On the other hand, a system requirement is that the (average) optical power from the laser be held constant while it is transmitting. Factors that tend to cause variation in this power are temperature variation (with characteristic times varying from seconds to days), and long-term aging (with characteristic times on the order of months to years). Lasers for long-distance telecommunications typically have internally stabilized temperature using thermoelectric coolers. However, in many applications the cost, package size, and power consumption required by temperature stabilization preclude its use.
Other systems compensate for laser power changes with temperature variation by controlling the laser bias current. Typically, both temperature and aging changes are compensated by simple closed-loop feedback, which monitors the laser average output power and regulates the bias current into the laser. The optical sensor that monitors the laser output power is an internal photo-diode that is incorporated in the laser package.
During burst-mode operation, when the laser may be deliberately turned off for long intervals, long-term average optical power monitoring may no longer be suitable for regulating the bias current. The system should monitor the fast time-average modulated power only during the ON burst, and use this signal to provide current feedback.
The laser diodes can be driven by current-source circuitry, which is usually provided by specialized laser driver chips that allow for separate fast data modulation outputs and slower offset bias currents. The driver bias current circuitry generally responds relatively slowly so the feedback voltage that controls the bias cannot be turned on and off to follow the burst pattern. For some known driver chips, the total output current can be enabled or disabled separately and quickly by an external gating signal.

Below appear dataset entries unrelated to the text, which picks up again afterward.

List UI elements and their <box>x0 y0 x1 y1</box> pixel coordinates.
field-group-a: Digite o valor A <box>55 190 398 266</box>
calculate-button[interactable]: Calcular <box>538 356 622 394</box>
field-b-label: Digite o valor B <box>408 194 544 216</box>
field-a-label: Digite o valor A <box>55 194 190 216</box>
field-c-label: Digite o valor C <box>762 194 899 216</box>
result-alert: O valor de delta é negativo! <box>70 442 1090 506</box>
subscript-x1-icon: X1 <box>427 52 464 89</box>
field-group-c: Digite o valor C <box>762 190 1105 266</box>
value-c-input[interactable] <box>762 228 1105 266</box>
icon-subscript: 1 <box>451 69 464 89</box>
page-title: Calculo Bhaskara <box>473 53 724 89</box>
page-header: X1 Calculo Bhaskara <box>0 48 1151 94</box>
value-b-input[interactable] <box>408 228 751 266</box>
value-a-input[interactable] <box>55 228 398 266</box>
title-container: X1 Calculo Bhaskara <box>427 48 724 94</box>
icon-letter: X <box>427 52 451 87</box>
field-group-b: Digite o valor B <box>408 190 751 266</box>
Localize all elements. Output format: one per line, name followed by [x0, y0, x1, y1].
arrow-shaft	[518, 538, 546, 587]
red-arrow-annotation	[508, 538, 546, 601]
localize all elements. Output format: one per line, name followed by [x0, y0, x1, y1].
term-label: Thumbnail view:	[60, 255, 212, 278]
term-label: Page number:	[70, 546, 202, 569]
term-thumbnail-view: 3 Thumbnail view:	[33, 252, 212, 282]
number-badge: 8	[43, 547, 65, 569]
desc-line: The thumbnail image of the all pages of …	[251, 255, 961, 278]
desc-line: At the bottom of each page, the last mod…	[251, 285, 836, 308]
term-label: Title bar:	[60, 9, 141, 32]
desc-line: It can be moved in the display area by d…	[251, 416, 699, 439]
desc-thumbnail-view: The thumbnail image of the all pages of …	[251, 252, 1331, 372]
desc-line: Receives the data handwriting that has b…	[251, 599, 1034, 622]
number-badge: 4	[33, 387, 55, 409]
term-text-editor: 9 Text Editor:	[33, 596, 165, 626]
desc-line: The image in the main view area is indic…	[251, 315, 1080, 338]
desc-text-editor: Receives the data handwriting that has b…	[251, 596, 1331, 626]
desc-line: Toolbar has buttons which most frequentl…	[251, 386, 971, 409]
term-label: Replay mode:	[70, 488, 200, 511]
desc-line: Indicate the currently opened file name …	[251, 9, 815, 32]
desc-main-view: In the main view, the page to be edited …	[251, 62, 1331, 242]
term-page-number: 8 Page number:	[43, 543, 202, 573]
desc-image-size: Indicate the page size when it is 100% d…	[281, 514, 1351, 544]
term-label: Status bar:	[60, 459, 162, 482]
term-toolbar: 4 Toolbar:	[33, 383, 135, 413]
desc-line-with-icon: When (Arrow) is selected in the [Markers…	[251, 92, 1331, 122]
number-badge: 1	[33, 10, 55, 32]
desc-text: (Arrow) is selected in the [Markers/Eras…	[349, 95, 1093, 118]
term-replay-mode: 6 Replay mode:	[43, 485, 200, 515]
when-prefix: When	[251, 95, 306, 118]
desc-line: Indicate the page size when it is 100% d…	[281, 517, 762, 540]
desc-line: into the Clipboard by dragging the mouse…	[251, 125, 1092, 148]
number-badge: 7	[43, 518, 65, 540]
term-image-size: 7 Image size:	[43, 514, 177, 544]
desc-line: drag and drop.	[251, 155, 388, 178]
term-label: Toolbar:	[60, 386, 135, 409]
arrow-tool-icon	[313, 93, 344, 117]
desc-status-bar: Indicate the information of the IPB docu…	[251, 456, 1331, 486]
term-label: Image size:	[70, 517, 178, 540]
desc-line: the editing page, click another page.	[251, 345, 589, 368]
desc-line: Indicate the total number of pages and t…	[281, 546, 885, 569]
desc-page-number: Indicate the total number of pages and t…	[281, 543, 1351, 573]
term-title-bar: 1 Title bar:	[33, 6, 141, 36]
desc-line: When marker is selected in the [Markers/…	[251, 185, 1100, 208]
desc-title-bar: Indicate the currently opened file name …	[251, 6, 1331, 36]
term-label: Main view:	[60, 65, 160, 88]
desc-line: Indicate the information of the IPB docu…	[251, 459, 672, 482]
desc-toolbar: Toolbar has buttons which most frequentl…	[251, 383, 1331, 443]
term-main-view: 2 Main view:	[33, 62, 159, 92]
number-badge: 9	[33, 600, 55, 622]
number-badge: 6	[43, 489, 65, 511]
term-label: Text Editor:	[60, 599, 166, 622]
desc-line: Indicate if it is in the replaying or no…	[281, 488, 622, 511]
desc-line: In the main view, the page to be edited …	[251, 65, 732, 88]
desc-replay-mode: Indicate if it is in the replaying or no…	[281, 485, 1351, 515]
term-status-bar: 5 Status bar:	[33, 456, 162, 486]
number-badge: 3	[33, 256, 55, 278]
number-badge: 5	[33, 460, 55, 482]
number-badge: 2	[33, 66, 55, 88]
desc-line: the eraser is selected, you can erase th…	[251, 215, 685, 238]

Maxim Integrated Products has issued an Application Note (HFDN-14.0) that describes a modification to the Evaluation Board for their MAX3867 Laser Driver that purports to accomplish burst-mode APC. The feedback signal from the monitor photo-diode is input directly to the driver chip, and its internal circuitry and filtering are described in a high-level fashion. The photo-current signal appears to be amplified by a proportional trans-impedance feedback amplifier. With the burst-mode modification, the filter capacitor is switched either directly to the driver, or through a high-impedance buffer amplifier. This circuit does not function for data bursts less than 16 μs. However, certain applications require shorter data bursts, such as about 5 μs.
It would, therefore, be desirable to provide a system in which a slowly varying bias feedback signal can be applied to the driver, while it (and the laser) is rapidly gated on and off by a signal, such as an ENABLE/DISABLE signal, that regulates the burst mode operation.